Further, many of these companies were direct COVID-19 beneficiaries as shelterin-place orders encouraged further adoption of online shopping, increased use of technology to work from home and social media as a tool for communicating with family and friends. Many people are frustrated that their old lifestyles are not possible right now, and when the vaccines are wide-spread enough to allow restaurants, malls, theatres and arenas to reopen, consumers will shift their consumption patterns to
the detriment of FAAMG stocks; it’s only a question of how far and how fast.

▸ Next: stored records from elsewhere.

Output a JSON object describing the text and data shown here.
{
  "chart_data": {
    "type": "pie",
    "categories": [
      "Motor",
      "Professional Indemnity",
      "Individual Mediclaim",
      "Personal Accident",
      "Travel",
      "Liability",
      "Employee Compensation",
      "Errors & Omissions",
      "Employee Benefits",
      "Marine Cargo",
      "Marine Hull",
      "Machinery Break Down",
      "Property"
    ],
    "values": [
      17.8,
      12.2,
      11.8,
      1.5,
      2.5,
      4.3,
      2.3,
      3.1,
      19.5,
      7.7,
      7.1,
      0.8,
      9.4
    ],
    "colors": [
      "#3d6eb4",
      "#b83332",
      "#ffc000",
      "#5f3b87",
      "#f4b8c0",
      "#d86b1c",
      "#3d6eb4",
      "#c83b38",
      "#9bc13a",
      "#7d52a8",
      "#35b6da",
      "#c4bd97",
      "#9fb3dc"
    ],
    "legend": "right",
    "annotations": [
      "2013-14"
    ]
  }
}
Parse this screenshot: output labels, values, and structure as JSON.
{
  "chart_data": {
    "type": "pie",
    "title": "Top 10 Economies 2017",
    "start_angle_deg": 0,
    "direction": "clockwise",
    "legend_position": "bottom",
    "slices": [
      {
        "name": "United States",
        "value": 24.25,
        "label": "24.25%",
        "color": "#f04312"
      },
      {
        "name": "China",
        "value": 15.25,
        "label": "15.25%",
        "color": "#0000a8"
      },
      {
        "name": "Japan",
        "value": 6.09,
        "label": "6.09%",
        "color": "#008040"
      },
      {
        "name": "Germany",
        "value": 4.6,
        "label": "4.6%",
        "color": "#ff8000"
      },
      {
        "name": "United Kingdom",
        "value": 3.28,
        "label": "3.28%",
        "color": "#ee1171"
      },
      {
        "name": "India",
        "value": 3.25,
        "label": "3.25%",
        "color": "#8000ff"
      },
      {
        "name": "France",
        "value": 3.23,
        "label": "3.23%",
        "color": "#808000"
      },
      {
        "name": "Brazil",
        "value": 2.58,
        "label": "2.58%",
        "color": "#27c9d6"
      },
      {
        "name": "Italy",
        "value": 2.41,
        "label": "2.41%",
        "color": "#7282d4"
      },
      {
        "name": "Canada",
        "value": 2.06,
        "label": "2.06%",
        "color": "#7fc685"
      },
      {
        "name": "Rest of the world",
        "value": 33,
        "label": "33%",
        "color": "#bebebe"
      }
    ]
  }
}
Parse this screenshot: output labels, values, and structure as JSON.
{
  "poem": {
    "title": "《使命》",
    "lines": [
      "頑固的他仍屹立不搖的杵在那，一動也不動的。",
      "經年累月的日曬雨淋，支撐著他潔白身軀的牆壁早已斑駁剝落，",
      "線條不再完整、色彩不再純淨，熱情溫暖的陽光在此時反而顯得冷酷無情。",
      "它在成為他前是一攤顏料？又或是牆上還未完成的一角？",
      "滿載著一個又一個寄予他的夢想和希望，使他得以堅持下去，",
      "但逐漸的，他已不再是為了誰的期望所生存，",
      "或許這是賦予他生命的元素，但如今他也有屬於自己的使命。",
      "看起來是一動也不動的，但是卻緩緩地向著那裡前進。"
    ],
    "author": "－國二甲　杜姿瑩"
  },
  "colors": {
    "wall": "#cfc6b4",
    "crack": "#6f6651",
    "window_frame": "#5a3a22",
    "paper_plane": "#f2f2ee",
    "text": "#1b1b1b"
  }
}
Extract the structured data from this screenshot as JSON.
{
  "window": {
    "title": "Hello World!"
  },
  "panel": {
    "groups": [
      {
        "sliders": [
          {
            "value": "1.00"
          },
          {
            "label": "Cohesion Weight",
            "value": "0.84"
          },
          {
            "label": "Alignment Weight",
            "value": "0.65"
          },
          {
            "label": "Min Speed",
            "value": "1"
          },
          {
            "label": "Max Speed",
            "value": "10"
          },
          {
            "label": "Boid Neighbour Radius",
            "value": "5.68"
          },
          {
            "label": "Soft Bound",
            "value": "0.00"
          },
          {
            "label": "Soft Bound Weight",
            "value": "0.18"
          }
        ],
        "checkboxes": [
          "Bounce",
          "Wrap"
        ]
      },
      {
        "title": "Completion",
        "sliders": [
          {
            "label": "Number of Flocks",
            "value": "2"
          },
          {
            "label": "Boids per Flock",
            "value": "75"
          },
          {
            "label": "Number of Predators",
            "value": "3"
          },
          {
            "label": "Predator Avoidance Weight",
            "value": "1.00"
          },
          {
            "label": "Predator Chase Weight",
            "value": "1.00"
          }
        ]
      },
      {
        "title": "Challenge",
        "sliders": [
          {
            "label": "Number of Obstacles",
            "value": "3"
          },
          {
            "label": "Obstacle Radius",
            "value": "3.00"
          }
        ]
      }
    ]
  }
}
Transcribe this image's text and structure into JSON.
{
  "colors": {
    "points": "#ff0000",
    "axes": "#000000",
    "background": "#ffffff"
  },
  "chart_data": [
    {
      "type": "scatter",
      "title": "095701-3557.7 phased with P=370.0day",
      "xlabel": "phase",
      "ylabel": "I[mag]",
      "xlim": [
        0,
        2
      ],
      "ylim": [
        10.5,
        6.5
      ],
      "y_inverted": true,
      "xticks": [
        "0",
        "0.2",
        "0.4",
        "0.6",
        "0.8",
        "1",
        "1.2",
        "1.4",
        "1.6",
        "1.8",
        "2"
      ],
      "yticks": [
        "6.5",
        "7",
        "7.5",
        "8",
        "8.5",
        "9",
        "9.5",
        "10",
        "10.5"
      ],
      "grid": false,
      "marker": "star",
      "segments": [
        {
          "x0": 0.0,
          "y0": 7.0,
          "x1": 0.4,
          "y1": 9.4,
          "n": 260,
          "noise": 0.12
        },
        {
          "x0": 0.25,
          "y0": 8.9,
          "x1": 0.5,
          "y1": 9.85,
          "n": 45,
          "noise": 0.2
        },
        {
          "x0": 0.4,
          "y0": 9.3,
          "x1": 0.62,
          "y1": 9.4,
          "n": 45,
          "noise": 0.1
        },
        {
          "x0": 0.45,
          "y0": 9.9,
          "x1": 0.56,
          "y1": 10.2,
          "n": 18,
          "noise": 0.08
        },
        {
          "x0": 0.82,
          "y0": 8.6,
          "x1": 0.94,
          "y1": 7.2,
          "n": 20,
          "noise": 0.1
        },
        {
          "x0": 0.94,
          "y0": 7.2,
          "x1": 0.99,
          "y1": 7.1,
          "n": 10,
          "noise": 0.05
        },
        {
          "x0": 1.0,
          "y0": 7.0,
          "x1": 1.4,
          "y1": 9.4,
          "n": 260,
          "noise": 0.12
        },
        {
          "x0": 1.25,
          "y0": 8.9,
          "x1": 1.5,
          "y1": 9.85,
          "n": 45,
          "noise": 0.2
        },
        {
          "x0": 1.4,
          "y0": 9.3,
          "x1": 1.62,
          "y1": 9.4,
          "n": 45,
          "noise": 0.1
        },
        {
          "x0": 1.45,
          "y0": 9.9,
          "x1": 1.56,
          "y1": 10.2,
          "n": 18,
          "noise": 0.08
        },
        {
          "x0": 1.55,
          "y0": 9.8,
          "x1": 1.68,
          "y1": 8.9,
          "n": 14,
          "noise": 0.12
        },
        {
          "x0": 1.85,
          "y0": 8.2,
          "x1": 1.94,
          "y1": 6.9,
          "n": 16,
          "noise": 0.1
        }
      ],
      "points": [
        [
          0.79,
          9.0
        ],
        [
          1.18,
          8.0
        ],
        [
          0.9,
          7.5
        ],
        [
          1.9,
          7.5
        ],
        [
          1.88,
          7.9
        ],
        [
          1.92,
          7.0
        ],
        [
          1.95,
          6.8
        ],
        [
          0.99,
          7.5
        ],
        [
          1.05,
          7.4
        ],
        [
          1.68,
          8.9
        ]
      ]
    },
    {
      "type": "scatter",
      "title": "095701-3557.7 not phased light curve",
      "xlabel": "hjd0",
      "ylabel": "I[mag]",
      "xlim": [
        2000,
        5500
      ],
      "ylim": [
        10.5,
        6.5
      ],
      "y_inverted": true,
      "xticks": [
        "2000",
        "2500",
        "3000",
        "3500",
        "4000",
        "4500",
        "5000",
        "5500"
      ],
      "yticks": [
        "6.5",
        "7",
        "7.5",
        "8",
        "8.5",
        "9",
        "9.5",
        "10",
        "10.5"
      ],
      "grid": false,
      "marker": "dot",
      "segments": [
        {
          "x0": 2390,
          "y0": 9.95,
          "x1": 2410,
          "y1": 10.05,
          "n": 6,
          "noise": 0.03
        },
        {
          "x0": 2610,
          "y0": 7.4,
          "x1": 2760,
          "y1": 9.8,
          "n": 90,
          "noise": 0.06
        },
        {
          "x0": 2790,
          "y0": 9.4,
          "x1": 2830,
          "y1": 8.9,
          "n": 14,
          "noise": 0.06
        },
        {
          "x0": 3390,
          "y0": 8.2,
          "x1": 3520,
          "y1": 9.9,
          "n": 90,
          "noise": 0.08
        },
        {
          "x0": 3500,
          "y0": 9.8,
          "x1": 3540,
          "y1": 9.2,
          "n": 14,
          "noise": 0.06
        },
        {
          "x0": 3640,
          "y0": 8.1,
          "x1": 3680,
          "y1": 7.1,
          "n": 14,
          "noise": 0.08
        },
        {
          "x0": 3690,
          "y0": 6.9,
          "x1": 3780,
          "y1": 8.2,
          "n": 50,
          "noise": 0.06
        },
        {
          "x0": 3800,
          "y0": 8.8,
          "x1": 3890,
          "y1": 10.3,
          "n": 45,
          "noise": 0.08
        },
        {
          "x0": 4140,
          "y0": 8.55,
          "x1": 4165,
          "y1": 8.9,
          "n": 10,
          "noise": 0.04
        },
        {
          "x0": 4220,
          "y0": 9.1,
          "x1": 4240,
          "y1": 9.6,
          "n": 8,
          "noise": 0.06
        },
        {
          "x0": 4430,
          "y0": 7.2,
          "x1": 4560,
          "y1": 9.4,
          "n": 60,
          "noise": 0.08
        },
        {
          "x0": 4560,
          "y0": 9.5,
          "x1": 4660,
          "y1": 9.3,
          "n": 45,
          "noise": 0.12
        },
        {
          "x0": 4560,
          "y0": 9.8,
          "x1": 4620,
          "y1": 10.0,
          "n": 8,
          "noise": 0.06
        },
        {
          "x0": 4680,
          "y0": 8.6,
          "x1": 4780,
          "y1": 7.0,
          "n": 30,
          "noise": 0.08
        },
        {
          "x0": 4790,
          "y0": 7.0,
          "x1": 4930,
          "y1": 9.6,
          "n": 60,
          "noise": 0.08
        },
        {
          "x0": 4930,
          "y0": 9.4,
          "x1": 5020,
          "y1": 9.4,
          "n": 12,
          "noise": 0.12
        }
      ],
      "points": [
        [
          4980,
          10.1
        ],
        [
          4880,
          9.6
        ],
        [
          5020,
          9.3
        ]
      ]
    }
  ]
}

For example, Apple, which recently reported record revenue and earnings, took 30 years to achieve a valuation of $1 trillion, hitting that level in August 2018. This period of astounding innovation included the development of the Mac, iPod, iPad, iPhone and several other devices that are sitting in our homes. Two years later, by simply upgrading existing products, the company is valued at well over $2 trillion. Apple trades at over 30x forward earnings, yet annual growth rates for its earnings and revenues are projected to be less than 10%. On the positive side, earning-per-share growth has been seemingly better at 12%, but only because the company has used its enormous cash hoard to buy back its stock.
Investment Implications
While capital markets, particularly as represented by large capitalization-weighted indices such as the S&P 500, have developed a number of imbalances, we are not calling for a collapse in FAAMG or the U.S. stock market more broadly. History suggests that these imbalances will last far longer than people anticipate. We believe this period is no exception, as zero interest rates and limited growth opportunities may continue to drive investors toward the allure of these well-known and growing franchises. Our goal is to highlight several capital market dynamics that are not readily apparent on the surface:
- U.S. market out-performance relative to international peers is partially an illusion driven by the performance and increasing weight of a handful of stocks in the S&P 500 Index.
- As a result, the concentration of this index in these top five holdings has now far exceeded prior periods of excess concentration, such as the Tech Bubble.
- These large tech giants are also expensively valued. Investors may take comfort as these valuations on a P/E basis have not yet approached Tech Bubble levels and may be partially justified by good earnings-per-share growth.
- Expensive stocks and markets typically don’t foretell a decline but simply exacerbate losses when one inevitably arrives.
It is important to remember, though, that it is the unforeseen risks that typically prove decisive.
If investors explicitly want to own the FAAMG group of stocks in a disproportionate manner, the S&P 500 Index provides this exposure. However, investors should, at a minimum, be mindful of this concentrated exposure with the accompanying elevated valuations and increasing potential for regulatory risk.
Others may want to rebalance their recent gains from this exposure toward equal weight indices in the U.S. or to more reasonably valued international equity or emerging market equity exposures.